Ilsa caminhou até os dois e abaixou-se ficando da altura de Liesel sentada.

—Liesel? –Chamou e a menina continuou apática. –Liesel. –Chamou novamente e os olhos da roubadora de livros se viraram em sua direção. Úmidos. Tristes.

Ilsa sentiu um aperto ao vê-la e pegou sua mão com cuidado, reparando no sangue de seus dedos o que a fez procurar por qualquer machucado em seu corpo e suspirar aliviada em não os encontrar.

—Como está? –Liesel por um momento teve vontade de ser irônica. “Estou ótima não vê? Não significa nada ter perdido todos que amo.” Como ela fazia uma pergunta daquelas? Era óbvio que se sentia mal. Mas nada disse, só a olhou mais intensamente. Não conseguia pronunciar palavra alguma.

—Liesel? –Rudy a apertou levemente chamando sua atenção. A menina o olhou e seus olhos marejaram ainda mais.

Minhas lágrimas já deviam ter secado! Pensou triste e com raiva.

—Responda Frau Hermann. Ela está preocupada. –Falou sua maior frase até então em horas, a voz rouca.

—Deixe-a. Está em choque. Liesel? –Disse doce e Lis a olhou novamente. –Gostaria de vir conosco? Pode ficar morando conosco na Grand Strasse. Seu amigo... -Olhou para o menino

—Rudy Steiner. –Completou o garoto.

—Rudy pode vir conosco. -Olhou-o - Alguém de sua família sobreviveu? –Perguntou sem muita esperança e o garoto lembrou-se de seu pai.

—Meu pai... Mas ele está com os soldados...

—Lie? –Por um momento Liesel a olhou surpresa, mas logo sua expressão voltou a ser apática. – Venha comigo. –A garota olhou para Rudy. –Ele pode vir. Vamos. –Tentou pegar o acordeão, mas a roubadora de livros o segurou junto ao peito e permitiu que Rudy mantive-se os braços ao redor de seus ombros enquanto Ilsa segurava sua mão livre e os guiava delegacia a fora.

—--------

Os quatro dias que se seguiram só tiveram sua dor amenizada pela presença constante daquele Saukerl idiota.

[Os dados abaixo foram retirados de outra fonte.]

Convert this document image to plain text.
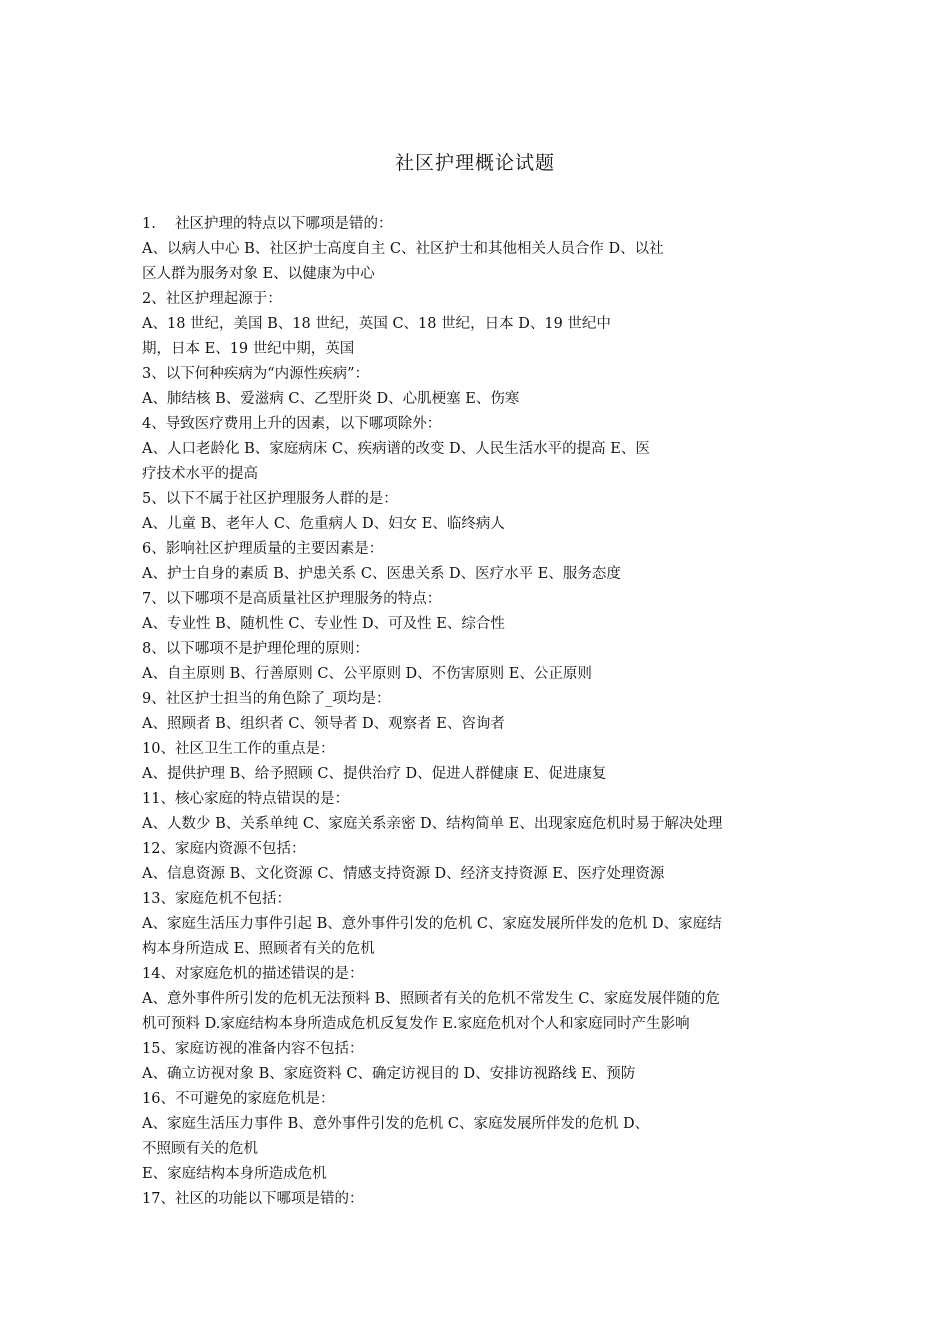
社区护理概论试题
1.　 社区护理的特点以下哪项是错的：
A、以病人中心 B、社区护士高度自主 C、社区护士和其他相关人员合作 D、以社
区人群为服务对象 E、以健康为中心
2、社区护理起源于：
A、18 世纪，美国 B、18 世纪，英国 C、18 世纪，日本 D、19 世纪中
期，日本 E、19 世纪中期，英国
3、以下何种疾病为“内源性疾病”：
A、肺结核 B、爱滋病 C、乙型肝炎 D、心肌梗塞 E、伤寒
4、导致医疗费用上升的因素，以下哪项除外：
A、人口老龄化 B、家庭病床 C、疾病谱的改变 D、人民生活水平的提高 E、医
疗技术水平的提高
5、以下不属于社区护理服务人群的是：
A、儿童 B、老年人 C、危重病人 D、妇女 E、临终病人
6、影响社区护理质量的主要因素是：
A、护士自身的素质 B、护患关系 C、医患关系 D、医疗水平 E、服务态度
7、以下哪项不是高质量社区护理服务的特点：
A、专业性 B、随机性 C、专业性 D、可及性 E、综合性
8、以下哪项不是护理伦理的原则：
A、自主原则 B、行善原则 C、公平原则 D、不伤害原则 E、公正原则
9、社区护士担当的角色除了_项均是：
A、照顾者 B、组织者 C、领导者 D、观察者 E、咨询者
10、社区卫生工作的重点是：
A、提供护理 B、给予照顾 C、提供治疗 D、促进人群健康 E、促进康复
11、核心家庭的特点错误的是：
A、人数少 B、关系单纯 C、家庭关系亲密 D、结构简单 E、出现家庭危机时易于解决处理
12、家庭内资源不包括：
A、信息资源 B、文化资源 C、情感支持资源 D、经济支持资源 E、医疗处理资源
13、家庭危机不包括：
A、家庭生活压力事件引起 B、意外事件引发的危机 C、家庭发展所伴发的危机 D、家庭结
构本身所造成 E、照顾者有关的危机
14、对家庭危机的描述错误的是：
A、意外事件所引发的危机无法预料 B、照顾者有关的危机不常发生 C、家庭发展伴随的危
机可预料 D.家庭结构本身所造成危机反复发作 E.家庭危机对个人和家庭同时产生影响
15、家庭访视的准备内容不包括：
A、确立访视对象 B、家庭资料 C、确定访视目的 D、安排访视路线 E、预防
16、不可避免的家庭危机是：
A、家庭生活压力事件 B、意外事件引发的危机 C、家庭发展所伴发的危机 D、
不照顾有关的危机
E、家庭结构本身所造成危机
17、社区的功能以下哪项是错的：
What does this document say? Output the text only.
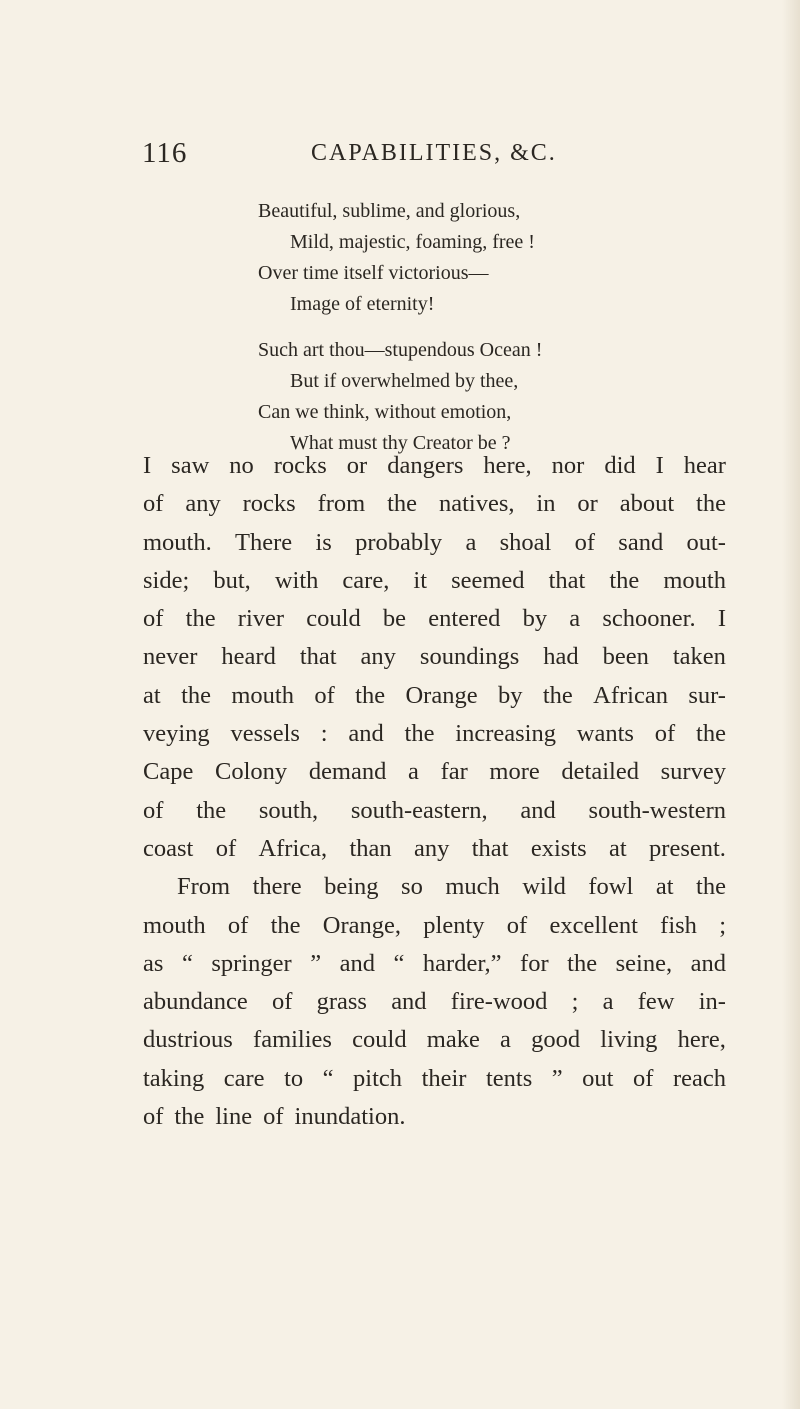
116	CAPABILITIES, &C.
Beautiful, sublime, and glorious,
Mild, majestic, foaming, free !
Over time itself victorious—
Image of eternity!
Such art thou—stupendous Ocean !
But if overwhelmed by thee,
Can we think, without emotion,
What must thy Creator be ?
I saw no rocks or dangers here, nor did I hear
of any rocks from the natives, in or about the
mouth. There is probably a shoal of sand out-
side; but, with care, it seemed that the mouth
of the river could be entered by a schooner. I
never heard that any soundings had been taken
at the mouth of the Orange by the African sur-
veying vessels : and the increasing wants of the
Cape Colony demand a far more detailed survey
of the south, south-eastern, and south-western
coast of Africa, than any that exists at present.
From there being so much wild fowl at the
mouth of the Orange, plenty of excellent fish ;
as “ springer ” and “ harder,” for the seine, and
abundance of grass and fire-wood ; a few in-
dustrious families could make a good living here,
taking care to “ pitch their tents ” out of reach
of the line of inundation.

—Querida hoje é o enterro... Não vai tomar banho? –Ilsa perguntou docemente quando Rudy saiu do mesmo. Vestia um camisão branco e calças pretas assim como os sapatos. Os cabelos lavados e penteados.

Naqueles dias trocaram algumas poucas palavras com Ilsa e até mesmo com Rudy que dormia num colchão no chão a seu lado a pedido da mesma.

“Por favor… Pelo menos ele. É só o que me restou...”—E as lágrimas rolaram fazendo com que Ilsa a abraçasse e concordasse em dormirem no mesmo quarto.

Ilsa a chacoalhou fazendo-a voltar a realidade.

Os Flashbacks eram uma constante desde 4 dias atrás.

—O que? –Perguntou com a voz rouca de desuso. Ilsa suspirou.

—Venha,precisa de um banho.

O que houve com o “Vá tomar banho sua Saumensch imunda! Antes que jogue água fria em você!” Pensou por um segundo e então como um soco no estômago, lembrou-se. Nunca mais ouvirei...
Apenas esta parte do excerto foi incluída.